We all know July 4th as a national holiday, but what about June 4th? One month before we light the fireworks and grill, let’s remember another momentous turning point in history: the 19th Amendment was passed on June 4, 1919, guaranteeing women the right to vote.

Yes! I, as a woman, have the right to vote, but… don’t bring out the party hats and champagne quite yet.

In 2015, I, as a woman, still have to worry about my boss’s religion because he can now legally decide whether or not I can access birth control; I still have to worry about finances because I only make $0.77 for every dollar a man earns (and I have it easy because I’m white; women of color make far less in comparison); I still have to decide between working towards a promotion or having children and taking time off; I still have to worry about how to pay bills during unpaid maternity leave if I take it; afterwards, I’ll have to worry about financing childcare; I still worry about being sexually assaulted and watching my male attacker face slim to no punishment. I still have a lot to worry about as a woman in 2015!

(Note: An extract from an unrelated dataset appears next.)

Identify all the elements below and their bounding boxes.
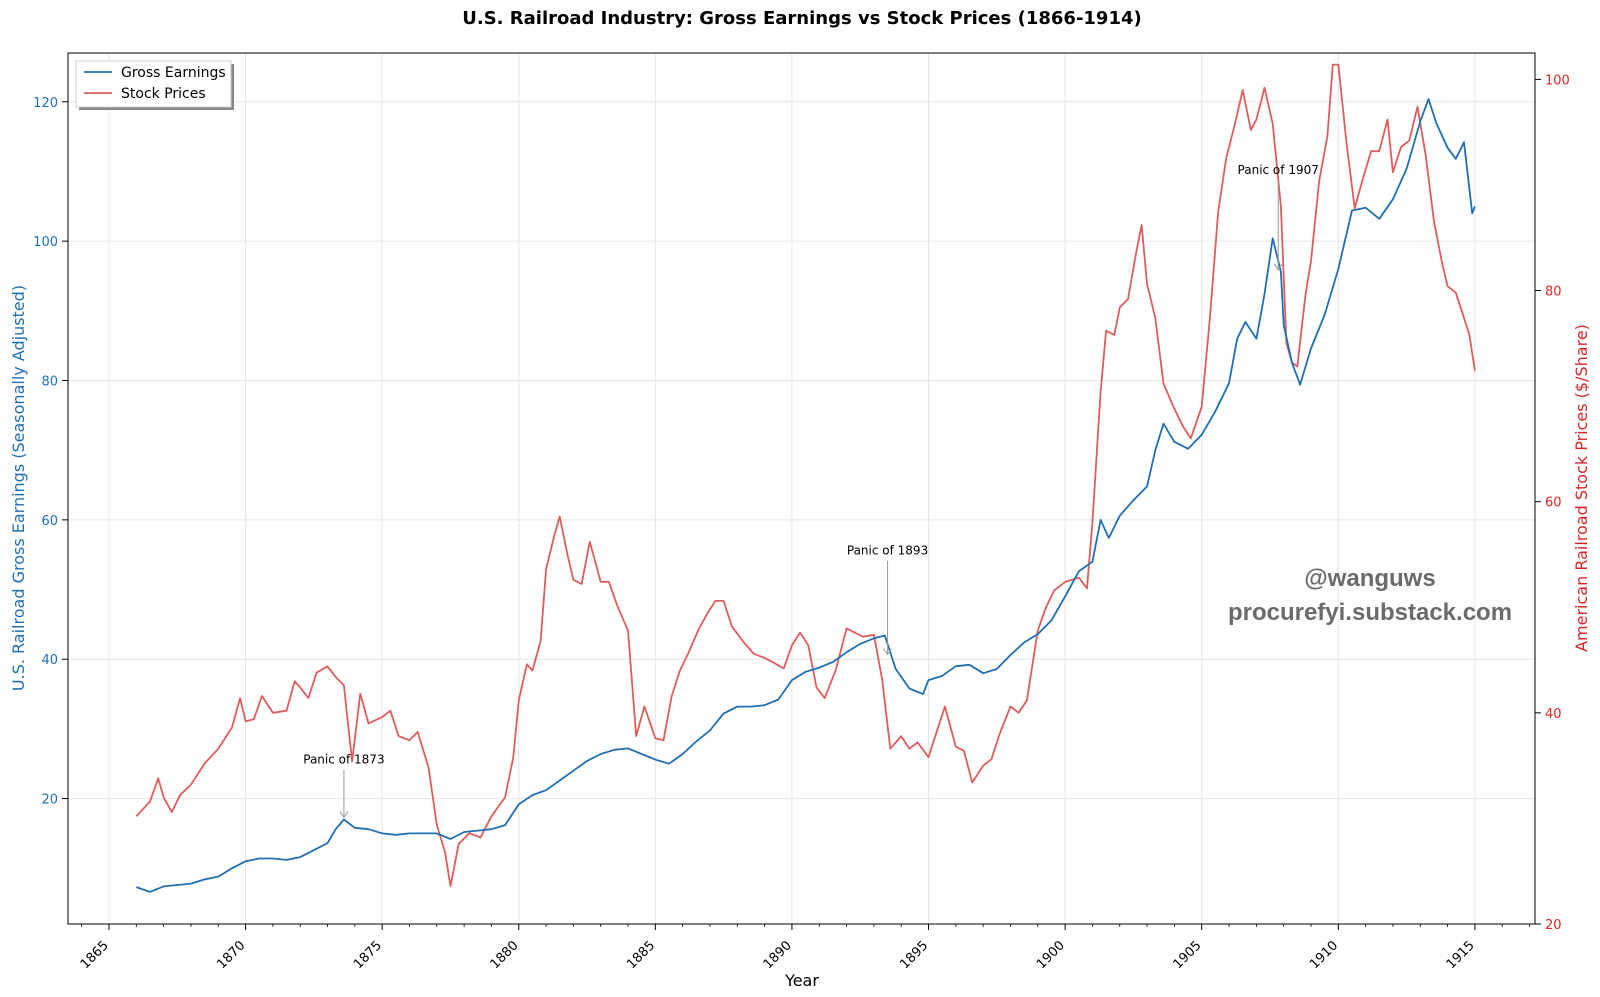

For 95 years women have had the opportunity to vote our country towards justice and equality—and we’re still not even close to equity. To this day, women are not considered equal citizens under the Constitution because the necessary 38 states did not ratify the Equal Rights Amendment. So, I’m left asking the question, if women have voting power then why are we still living in a male-dominated lock-and-key society?

I think we’re still stuck in 1920. The Pew Research Center reported that in 1923, just three years after women were granted the right to vote, less than half of eligible female voters came to the polls, “In the researchers’ sample of non-voters, women outnumbered men by more than two to one.” The top reasons for female absence were cited as political apathy and a belief that only men should engage in politics.

Although women have started to show up to elections in greater numbers, the societal stigmas and pressure for women to sit down, shut up, and cook dinner are still winning. The progress made by the feminists of the 1960’s and 1970’s made things better for women; it gave women a bit of breathing room—but it wasn’t enough. We deserve better! Women can determine elections, therefore we can determine our leaders, and determine our laws.

And now the Call To Action:

statue of liberty

Image from Pixabay.com

To all self-identified women: your vote is your power. Your vote can save our country from gynoticians, injustice, blinding inequality, and staggering financial ruin! Now is the time to register to vote and take a detailed inspection of your life. What’s not right? What’s keeping you down? Find your core issues and find a candidate who will construct and govern a community that you’re excited about and proud to be a part of. Better yet, get involved with a campaign and get everyone around you to vote! I implore you, join me in exercising the full strength of the 19th Amendment in all future elections (yes, even midterms). Vote for candidates who will guarantee and safeguard a better future for all women and girls!